January 2, 2013 for me in a nutshell

Today was a decent day, as days go. I woke and, to my pleasure, was able to destroy my legs with my close friend who was back in town from Michigan Law for the break. Did some deep, deep squats. The highlight was a set with 25 reps.

This was followed by a trip to the local sushi buffet. Training was fasted, so everything was amplified in taste and ostensible nutritional value. A feast for sure.

So after this ordeal, I ended up seeing some really old friends from high school.  Honestly, it served as a reminder more than anything else. I was reminded of my failures. I was reminded that I had done everything in my capacity to change what I found unworthy in myself, and I was still deemed unworthy in every capacity. The friends I had met were not. There were content and pleased to pursuing those same dreams I had. No one barred their search for knowledge. They were happy to party and delude themselves into thinking that their ambitions were for greatness.

I mentioned to my lifting friend as I drove him home that these were the sort of self-satisfied people that I have tried so desperately not to emulate – they are the sort of person I used to be. I think these people don’t see past the façade of society, however that that could be an unfair generalization and is not the main point I am making here. These are the people who go to school for the exact reasons of prestige and money. They have some beautiful end-goal plastered to the inside of their heads and they are desperate to achieve these goals for what I personally think are the wrong reasons. Don’t get me wrong. These people are needed in society. For the most part, I think most medical schools are populated by these sorts of people, and these people go on to live that dream of wealth and responsibility. They serve the society and are perfectly happy being part of a sprawling, expensive service industry.  But from what I’ve seen, these people are not pushing the limits of human knowledge. They are doing an exquisite job of maintaining things. There is no thirst for novelty and sharp ideas; there is a thirst for pride, money, and respect: for a maintenance of things.

I know my ordeals have sharpened my focus and made me stronger. I see past the immediacy of things.  But I have the right reasons for going into medicine and research.  I crave that burden of responsibility that comes with being a physician, being responsible for the life of another and using my knowledge and experience to alleviate its problems. Above ALL, I am focused on pushing both myself and what I am presented with to the limits.

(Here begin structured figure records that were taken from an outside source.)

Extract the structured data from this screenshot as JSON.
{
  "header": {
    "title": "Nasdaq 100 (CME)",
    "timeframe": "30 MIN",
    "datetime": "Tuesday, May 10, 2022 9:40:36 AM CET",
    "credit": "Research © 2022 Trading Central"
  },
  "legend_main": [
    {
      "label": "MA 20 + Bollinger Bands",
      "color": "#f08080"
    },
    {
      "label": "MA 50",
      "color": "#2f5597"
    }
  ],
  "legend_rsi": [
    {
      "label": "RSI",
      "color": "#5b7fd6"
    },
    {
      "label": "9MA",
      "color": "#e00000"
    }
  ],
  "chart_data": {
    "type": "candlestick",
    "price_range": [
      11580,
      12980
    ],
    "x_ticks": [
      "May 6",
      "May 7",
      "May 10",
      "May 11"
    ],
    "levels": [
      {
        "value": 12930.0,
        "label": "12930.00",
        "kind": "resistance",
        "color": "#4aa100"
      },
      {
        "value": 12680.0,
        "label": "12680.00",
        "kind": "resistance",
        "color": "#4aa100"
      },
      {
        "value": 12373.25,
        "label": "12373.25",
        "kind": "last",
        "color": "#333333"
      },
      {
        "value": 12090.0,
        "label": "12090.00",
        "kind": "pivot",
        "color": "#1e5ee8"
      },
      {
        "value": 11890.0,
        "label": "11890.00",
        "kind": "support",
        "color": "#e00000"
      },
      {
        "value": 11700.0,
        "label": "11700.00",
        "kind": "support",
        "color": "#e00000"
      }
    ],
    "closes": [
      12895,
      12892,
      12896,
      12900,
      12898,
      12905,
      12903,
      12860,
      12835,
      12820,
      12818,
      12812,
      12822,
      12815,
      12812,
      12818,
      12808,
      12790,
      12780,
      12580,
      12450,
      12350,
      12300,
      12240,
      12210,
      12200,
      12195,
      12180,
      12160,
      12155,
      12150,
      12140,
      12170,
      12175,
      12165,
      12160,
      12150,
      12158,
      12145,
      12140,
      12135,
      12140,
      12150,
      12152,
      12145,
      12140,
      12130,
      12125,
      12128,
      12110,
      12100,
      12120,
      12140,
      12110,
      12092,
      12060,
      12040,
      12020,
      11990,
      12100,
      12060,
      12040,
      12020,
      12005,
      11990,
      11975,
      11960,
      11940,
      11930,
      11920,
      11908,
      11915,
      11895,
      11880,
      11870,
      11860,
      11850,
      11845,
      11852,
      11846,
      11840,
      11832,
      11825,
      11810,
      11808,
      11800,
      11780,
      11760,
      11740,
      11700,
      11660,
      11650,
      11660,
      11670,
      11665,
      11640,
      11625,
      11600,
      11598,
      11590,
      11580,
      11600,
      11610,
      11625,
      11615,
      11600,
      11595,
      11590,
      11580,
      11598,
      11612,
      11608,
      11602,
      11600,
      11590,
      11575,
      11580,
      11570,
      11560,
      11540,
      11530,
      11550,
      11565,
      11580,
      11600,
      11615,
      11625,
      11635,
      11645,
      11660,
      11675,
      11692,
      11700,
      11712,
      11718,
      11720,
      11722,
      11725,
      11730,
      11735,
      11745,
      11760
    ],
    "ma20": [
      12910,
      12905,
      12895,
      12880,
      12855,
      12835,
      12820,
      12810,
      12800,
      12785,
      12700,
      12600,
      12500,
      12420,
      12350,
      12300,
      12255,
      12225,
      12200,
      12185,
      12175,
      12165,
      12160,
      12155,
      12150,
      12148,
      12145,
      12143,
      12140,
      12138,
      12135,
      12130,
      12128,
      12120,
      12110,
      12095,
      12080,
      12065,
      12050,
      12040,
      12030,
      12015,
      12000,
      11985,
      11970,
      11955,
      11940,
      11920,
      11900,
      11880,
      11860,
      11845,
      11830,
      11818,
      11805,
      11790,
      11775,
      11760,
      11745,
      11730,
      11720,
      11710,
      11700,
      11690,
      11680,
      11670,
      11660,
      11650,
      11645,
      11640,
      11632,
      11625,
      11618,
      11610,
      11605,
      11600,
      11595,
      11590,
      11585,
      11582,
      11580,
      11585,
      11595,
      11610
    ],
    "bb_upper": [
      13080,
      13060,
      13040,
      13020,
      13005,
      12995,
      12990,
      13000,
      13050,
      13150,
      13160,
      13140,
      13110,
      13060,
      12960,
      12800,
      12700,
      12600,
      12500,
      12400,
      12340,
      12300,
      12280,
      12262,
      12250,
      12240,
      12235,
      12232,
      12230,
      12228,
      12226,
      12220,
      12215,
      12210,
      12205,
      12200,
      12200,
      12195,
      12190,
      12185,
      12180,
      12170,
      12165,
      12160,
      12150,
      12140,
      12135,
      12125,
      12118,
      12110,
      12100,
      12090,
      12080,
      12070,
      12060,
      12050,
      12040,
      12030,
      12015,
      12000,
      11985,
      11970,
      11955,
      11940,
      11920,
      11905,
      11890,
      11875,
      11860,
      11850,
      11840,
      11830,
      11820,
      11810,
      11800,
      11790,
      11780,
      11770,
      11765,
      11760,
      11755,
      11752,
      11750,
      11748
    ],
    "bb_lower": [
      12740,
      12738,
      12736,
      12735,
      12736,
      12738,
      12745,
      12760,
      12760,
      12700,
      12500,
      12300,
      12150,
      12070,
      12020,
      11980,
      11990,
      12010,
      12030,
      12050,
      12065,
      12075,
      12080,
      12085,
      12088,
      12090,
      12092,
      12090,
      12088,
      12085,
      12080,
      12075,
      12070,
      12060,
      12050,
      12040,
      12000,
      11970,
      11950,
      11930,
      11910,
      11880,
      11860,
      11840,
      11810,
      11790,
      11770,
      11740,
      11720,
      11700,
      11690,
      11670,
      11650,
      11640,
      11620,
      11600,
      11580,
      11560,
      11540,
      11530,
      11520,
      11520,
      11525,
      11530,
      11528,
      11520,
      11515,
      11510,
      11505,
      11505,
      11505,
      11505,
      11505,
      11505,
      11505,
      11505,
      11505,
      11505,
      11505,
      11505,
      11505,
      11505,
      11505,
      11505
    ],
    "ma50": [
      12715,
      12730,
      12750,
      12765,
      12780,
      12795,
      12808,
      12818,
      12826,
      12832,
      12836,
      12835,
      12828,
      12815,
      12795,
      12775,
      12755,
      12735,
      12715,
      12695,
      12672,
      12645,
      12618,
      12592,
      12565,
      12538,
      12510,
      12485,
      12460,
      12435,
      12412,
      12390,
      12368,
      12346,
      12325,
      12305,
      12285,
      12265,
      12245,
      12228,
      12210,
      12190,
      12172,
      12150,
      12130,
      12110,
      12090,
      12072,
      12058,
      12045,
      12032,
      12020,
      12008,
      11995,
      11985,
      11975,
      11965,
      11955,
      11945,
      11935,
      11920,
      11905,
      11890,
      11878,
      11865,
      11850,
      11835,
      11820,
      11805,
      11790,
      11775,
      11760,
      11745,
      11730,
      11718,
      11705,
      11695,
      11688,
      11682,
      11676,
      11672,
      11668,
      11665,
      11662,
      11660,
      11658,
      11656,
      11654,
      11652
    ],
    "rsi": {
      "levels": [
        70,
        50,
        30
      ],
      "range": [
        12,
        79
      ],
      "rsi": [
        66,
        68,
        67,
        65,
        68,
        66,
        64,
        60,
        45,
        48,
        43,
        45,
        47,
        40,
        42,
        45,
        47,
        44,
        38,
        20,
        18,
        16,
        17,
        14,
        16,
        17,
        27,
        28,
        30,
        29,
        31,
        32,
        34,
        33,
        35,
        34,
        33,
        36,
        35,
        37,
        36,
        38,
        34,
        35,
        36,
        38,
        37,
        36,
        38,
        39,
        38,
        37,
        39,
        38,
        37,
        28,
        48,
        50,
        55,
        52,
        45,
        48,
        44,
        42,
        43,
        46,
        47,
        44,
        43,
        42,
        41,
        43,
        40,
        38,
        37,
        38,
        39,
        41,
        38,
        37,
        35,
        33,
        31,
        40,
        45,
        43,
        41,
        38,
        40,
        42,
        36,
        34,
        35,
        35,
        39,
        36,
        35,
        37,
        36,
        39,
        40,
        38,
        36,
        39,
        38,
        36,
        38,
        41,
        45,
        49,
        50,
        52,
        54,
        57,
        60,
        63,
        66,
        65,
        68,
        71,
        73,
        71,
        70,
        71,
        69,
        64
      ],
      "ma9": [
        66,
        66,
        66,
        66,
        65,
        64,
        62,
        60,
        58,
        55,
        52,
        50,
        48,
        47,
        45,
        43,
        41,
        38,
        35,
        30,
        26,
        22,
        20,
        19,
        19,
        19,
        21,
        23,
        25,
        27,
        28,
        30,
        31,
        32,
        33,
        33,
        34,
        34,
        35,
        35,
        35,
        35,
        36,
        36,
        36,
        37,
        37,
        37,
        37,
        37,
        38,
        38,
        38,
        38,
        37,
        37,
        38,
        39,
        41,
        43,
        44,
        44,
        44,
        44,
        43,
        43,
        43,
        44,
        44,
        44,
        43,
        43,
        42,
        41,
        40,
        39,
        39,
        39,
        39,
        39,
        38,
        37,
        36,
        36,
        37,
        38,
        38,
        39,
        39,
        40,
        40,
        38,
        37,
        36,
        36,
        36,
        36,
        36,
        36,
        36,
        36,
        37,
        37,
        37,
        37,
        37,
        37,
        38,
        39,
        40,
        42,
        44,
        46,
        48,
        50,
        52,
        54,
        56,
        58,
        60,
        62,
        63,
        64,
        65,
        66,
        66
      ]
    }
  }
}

I have this thirst and hope to retain it for my entire existence; never quenched. Below, I’ve posted an abbreviated comic [source] that really serves to remind me what drives me at times. I know I waver between things, but hopefully my actions speak to my true motivations.

 

Wolves

Fulfillment

I don’t feel fulfilled in any regard of my life. I feel like I have progressive small successes that have still resulted in what feels like no real progress. I am full of fear and regret. I am scared of becoming the person I once was, and I know it’s really as simple as choosing not to be that person, but the onslaught of rejection and lack of progress take away from the simplicity of that choice. I want to be full of vivacity, candor, and life. I think the real world that I’ve become accustomed to is unhappy with these characteristics in a person.

I live in suburbia and am frightened by the fact that I am growing older and wasting my life and time with no consequence or meaning or happiness.

My friends are all in other places doing better and more fulfilling things. And I know I shouldn’t judge myself against others but I can use their lives as a standard of “what could have been.” It’s soul-crushing because I feel like I am fully capable of taking on any challenge. I have the capacity to do anything, but I need some reassurance in myself through the validation of others, specifically those I have paid to judge my merits.